There have been times
when, after long on my knees
in a cold chancel, a stone has rolled
from my mind, and I have looked
in and seen the old questions lie
folded and in a place
by themselves, like the piled
graveclothes of love’s risen body.

And if for Thomas, priest and poet, if a stone can roll from his mind, and he can see “the old questions lie folded and in a place by themselves, like the piled graveclothes of love’s risen body” then perhaps there may be some deeper connection between teaching, learning, and the resurrection of Jesus; between questions that are set aside like graveclothes, and “love’s risen body.”

George Herbert, another Anglican poet-priest—though perhaps not as famously grumpy as R.S. Thomas—writes too, in his poem “The Agonie,” about knowledge, learning, and Jesus. Herbert writes of philosophers and scientists who know how to measure mountains, the depth of the sea, and the space between the stars. “But there are two vast, spacious things,” writes Herbert, “The which to measure it doth more behove: yet fewer there are that sound them: Sinne and Love.”

We shouldn’t misunderstand Herbert here; he is not saying that there is no value in philosophy or science. But he is saying that there is knowledge of two things foundational to the world that can be overlooked very easily. For Herbert they are sin and love.

And if you know sin, Herbert suggests: look to Jesus on the cross, to “A man so wrung with pains, that all his hair, His skinne, his garments bloudie be.” If you know sin, look here, to the cross, where you will find sin’s answer, and its end. And for those who know not love? Look there, too. “Love is that liquor sweet and most divine,” writes Herbert, “Which my God feels as bloud; but I, as wine.” It is this Jesus that teaches us what love is: the one who gives to us his blood, his body, as spiritual food.

So perhaps I’ve been a bit too hard on poor Mary Magdalene for turning to the risen Jesus that day in the garden and calling him Teacher. If it is “love’s risen body” escaping the tomb that teaches, that leaves behind old questions; or if it is Christ’s own bodily presence to us that teaches us of sin’s answer and its end, and of what love is; then to call Jesus “Teacher” means much more than we might first imagine.

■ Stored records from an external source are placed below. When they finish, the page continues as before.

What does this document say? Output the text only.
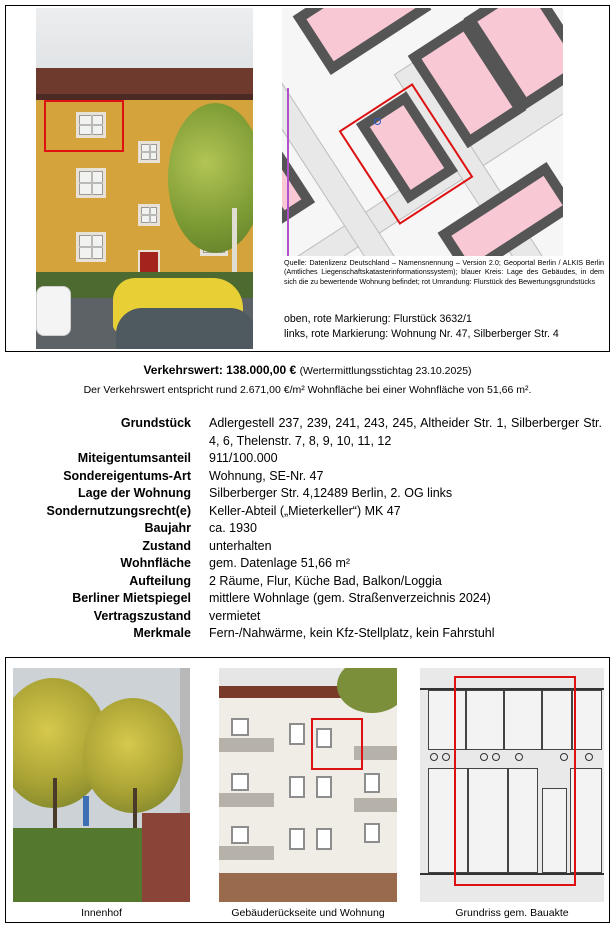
Quelle: Datenlizenz Deutschland – Namensnennung – Version 2.0; Geoportal Berlin / ALKIS Berlin (Amtliches Liegenschaftskatasterinformationssystem); blauer Kreis: Lage des Gebäudes, in dem sich die zu bewertende Wohnung befindet; rot Umrandung: Flurstück des Bewertungsgrundstücks
oben, rote Markierung: Flurstück 3632/1
links, rote Markierung: Wohnung Nr. 47, Silberberger Str. 4
Verkehrswert: 138.000,00 € (Wertermittlungsstichtag 23.10.2025)
Der Verkehrswert entspricht rund 2.671,00 €/m² Wohnfläche bei einer Wohnfläche von 51,66 m².
Grundstück Adlergestell 237, 239, 241, 243, 245, Altheider Str. 1, Silberberger Str. 4, 6, Thelenstr. 7, 8, 9, 10, 11, 12
Miteigentumsanteil 911/100.000
Sondereigentums-Art Wohnung, SE-Nr. 47
Lage der Wohnung Silberberger Str. 4,12489 Berlin, 2. OG links
Sondernutzungsrecht(e) Keller-Abteil („Mieterkeller“) MK 47
Baujahr ca. 1930
Zustand unterhalten
Wohnfläche gem. Datenlage 51,66 m²
Aufteilung 2 Räume, Flur, Küche Bad, Balkon/Loggia
Berliner Mietspiegel mittlere Wohnlage (gem. Straßenverzeichnis 2024)
Vertragszustand vermietet
Merkmale Fern-/Nahwärme, kein Kfz-Stellplatz, kein Fahrstuhl
Innenhof	Gebäuderückseite und Wohnung	Grundriss gem. Bauakte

And if we were to read John’s Gospel a little more closely, we would find there, too, the testimony that this Teacher teaches, in his own bodily presence about God’s way in the world: God’s way of love is the way of Jesus: skin and blood and bone. Right at the beginning of John’s Gospel, Jesus is said to bring understanding and truth as the Word made flesh, the Word made flesh that  “enlightens everyone” and embodies “grace and truth.” And then, as John’s Gospel will put it: “No one has seen God. It is God the only Son, who is close to the Father’s heart, who has made him known.” To call Jesus “Teacher” in John’s Gospel is to speak of what Jesus shares in his own body: grace, and truth, and God.

And in the Garden with Mary Magdalene, Jesus the Teacher again embodies what he teaches. Love’s risen body teachers her that this love is stronger than any of our sins and failures. Love’s risen body teachers her that this love is sin’s end.

This is the Jesus who meets Mary Magdalene in the garden, and teaching what love is. Love is the end of death, your death and mine, and all promised in Jesus: in love’s risen body.